Comparing the predictors of mutability among healthy human tissues inferred from mutations in single cell genome data

Madeleine Oman,Rob W. Ness
DOI: https://doi.org/10.1101/2023.11.28.569048
2024-05-01
Abstract:Studying mutation in healthy somatic tissues is key for understanding the genesis of cancer and other genetic diseases. Mutation rate varies from site to site in the human genome by up to 100-fold and is influenced by numerous epigenetic and genetic factors including GC content, trinucleotide sequence context, and DNAse accessibility. These factors influence mutation at both local and regional scales and are often interrelated with one another, meaning that predicting mutability or uncovering its drivers requires modelling multiple factors and scales simultaneously. Historically, most investigations have focused either on analyzing the local sequence scale through triplet signatures or on examining the impact of epigenetic processes at larger scales, but not both concurrently. Additionally, sequencing technology limitations have restricted analyses of healthy mutations to coding regions (RNA-seq) or to those that have been influenced by selection (e.g. bulk samples from cancer tissue). Here we leverage single cell mutations and present a comprehensive analysis of epigenetic and genetic factors at multiple scales in the germline and three healthy somatic tissues. We create models that predict mutability with on average 2% error, and find up to 63-fold variation among sites within the same tissue. We observe varying degrees of similarity between tissues: the mutability of genomic positions was 93.4% similar between liver and germline tissues, but sites in germline and skin were only 85.9% similar. We observe both universal and tissue-specific mutagenic processes in healthy tissues, with implications for understanding the maintenance of germline versus soma and the mechanisms underlying early tumorigenesis.
Genetics
What problem does this paper attempt to address?

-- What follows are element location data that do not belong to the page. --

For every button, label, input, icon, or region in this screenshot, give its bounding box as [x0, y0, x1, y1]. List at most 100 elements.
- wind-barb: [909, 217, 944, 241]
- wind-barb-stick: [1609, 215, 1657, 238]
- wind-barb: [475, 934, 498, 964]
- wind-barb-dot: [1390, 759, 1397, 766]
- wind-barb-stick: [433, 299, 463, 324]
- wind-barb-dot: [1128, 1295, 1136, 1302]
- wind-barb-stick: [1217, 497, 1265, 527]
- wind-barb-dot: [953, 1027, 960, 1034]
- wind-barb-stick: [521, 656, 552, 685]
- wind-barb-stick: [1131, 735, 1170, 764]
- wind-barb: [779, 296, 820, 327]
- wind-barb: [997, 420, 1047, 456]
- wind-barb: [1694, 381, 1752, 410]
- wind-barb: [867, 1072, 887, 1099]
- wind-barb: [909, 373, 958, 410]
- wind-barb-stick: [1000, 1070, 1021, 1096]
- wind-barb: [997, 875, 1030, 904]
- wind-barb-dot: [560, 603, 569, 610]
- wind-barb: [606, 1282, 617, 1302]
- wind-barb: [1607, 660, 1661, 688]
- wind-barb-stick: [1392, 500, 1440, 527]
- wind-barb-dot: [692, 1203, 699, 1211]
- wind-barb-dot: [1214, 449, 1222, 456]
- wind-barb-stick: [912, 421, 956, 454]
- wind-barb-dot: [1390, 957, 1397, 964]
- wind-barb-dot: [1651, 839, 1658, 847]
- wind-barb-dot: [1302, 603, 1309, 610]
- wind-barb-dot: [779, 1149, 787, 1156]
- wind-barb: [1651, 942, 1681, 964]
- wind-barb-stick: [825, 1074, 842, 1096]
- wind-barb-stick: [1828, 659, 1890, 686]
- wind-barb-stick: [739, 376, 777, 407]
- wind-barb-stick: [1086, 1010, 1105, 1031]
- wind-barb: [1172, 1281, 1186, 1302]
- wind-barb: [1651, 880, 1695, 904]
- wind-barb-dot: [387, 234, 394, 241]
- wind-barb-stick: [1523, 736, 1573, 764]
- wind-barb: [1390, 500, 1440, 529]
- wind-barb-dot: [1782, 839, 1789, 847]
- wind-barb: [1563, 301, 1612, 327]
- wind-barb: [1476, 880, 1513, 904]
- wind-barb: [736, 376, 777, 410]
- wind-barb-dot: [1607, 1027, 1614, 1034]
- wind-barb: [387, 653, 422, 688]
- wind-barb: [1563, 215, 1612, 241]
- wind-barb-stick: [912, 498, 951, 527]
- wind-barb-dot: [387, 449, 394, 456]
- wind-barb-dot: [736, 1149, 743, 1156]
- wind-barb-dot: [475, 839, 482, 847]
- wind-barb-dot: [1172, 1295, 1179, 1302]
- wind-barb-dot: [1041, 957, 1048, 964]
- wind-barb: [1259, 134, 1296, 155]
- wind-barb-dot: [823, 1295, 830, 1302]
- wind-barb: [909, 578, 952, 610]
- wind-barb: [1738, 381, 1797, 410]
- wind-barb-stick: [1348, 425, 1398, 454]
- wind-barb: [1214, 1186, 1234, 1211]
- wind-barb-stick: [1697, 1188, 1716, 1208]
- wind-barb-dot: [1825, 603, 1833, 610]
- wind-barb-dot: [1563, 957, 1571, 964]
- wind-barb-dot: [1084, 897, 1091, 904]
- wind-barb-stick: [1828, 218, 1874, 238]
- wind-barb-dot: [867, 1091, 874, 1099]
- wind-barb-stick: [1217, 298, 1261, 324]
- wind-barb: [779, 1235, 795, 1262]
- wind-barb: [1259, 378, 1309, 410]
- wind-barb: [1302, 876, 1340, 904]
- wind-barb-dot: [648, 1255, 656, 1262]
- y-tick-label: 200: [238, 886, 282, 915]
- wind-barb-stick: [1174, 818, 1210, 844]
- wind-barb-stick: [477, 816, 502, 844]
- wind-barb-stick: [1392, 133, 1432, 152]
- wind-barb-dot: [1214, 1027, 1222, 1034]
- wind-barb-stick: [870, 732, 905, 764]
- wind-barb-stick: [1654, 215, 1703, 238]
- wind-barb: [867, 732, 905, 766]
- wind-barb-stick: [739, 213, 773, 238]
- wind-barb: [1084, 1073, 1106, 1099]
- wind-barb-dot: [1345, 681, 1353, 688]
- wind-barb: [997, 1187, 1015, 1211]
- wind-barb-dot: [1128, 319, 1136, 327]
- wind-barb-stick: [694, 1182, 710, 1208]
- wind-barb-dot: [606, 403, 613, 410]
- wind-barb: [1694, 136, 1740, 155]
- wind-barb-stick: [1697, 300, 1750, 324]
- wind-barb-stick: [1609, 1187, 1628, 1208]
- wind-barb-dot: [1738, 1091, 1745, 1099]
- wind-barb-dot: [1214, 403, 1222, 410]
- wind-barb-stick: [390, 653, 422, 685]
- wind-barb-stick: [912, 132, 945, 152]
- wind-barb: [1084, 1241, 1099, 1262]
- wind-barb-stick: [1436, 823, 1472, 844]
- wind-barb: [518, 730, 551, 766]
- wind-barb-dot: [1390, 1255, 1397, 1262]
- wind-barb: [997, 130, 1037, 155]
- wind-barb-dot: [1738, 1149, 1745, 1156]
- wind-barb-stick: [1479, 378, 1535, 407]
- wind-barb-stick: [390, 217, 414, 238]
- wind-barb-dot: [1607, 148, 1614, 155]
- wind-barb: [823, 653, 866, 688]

This paper mainly discusses the predictive factors of genetic mutation variability in healthy human tissues. The researchers used single-cell genomic data to analyze the effects of genetic and epigenetic factors on reproductive cells and three types of healthy somatic tissues (blood, liver, and skin). Their model was able to predict mutability with an average error of 2% and found up to a 63-fold variation within the same tissue. The study revealed both common and specific mutation patterns between different tissues, which is important for understanding the mechanisms of cancer and other genetic diseases, as well as maintaining the differences between germ cells and somatic cells. The study mentioned that CpG dinucleotides in gene sequences are highly prone to mutations, while regions near replication origins have lower mutation rates. Additionally, transcript levels, chromatin conformation, various histone marks, and recombination, among other epigenetic processes, are also associated with variation in mutation rates. Although these factors are interconnected, most previous studies either focused on local sequence scales or only considered larger-scale epigenetic processes. Using a multivariate regression model, the researchers were able to simultaneously analyze multiple genetic and epigenetic predictive factors at different tissue and fine resolutions. The results showed that the model accurately predicted changes in mutation rates in all four tissues, particularly in blood, liver, reproductive cells, and skin tissue. The study also found that while CpG sites were the main driver of mutations in all tissues, the model still maintained low error rates in the absence of these sites. Furthermore, the study revealed differences in the factors influencing mutations between different tissues, such as the significant impact of repetitive sequences on mutations in skin tissue, which was not evident in other tissues. In conclusion, this study provides new insights into the variability of genetic mutations in healthy tissues, emphasizing the need to consider multiple genetic and epigenetic factors comprehensively to understand tissue-specific and common mutation patterns. This has important implications for studying early cancer development and other genetic diseases.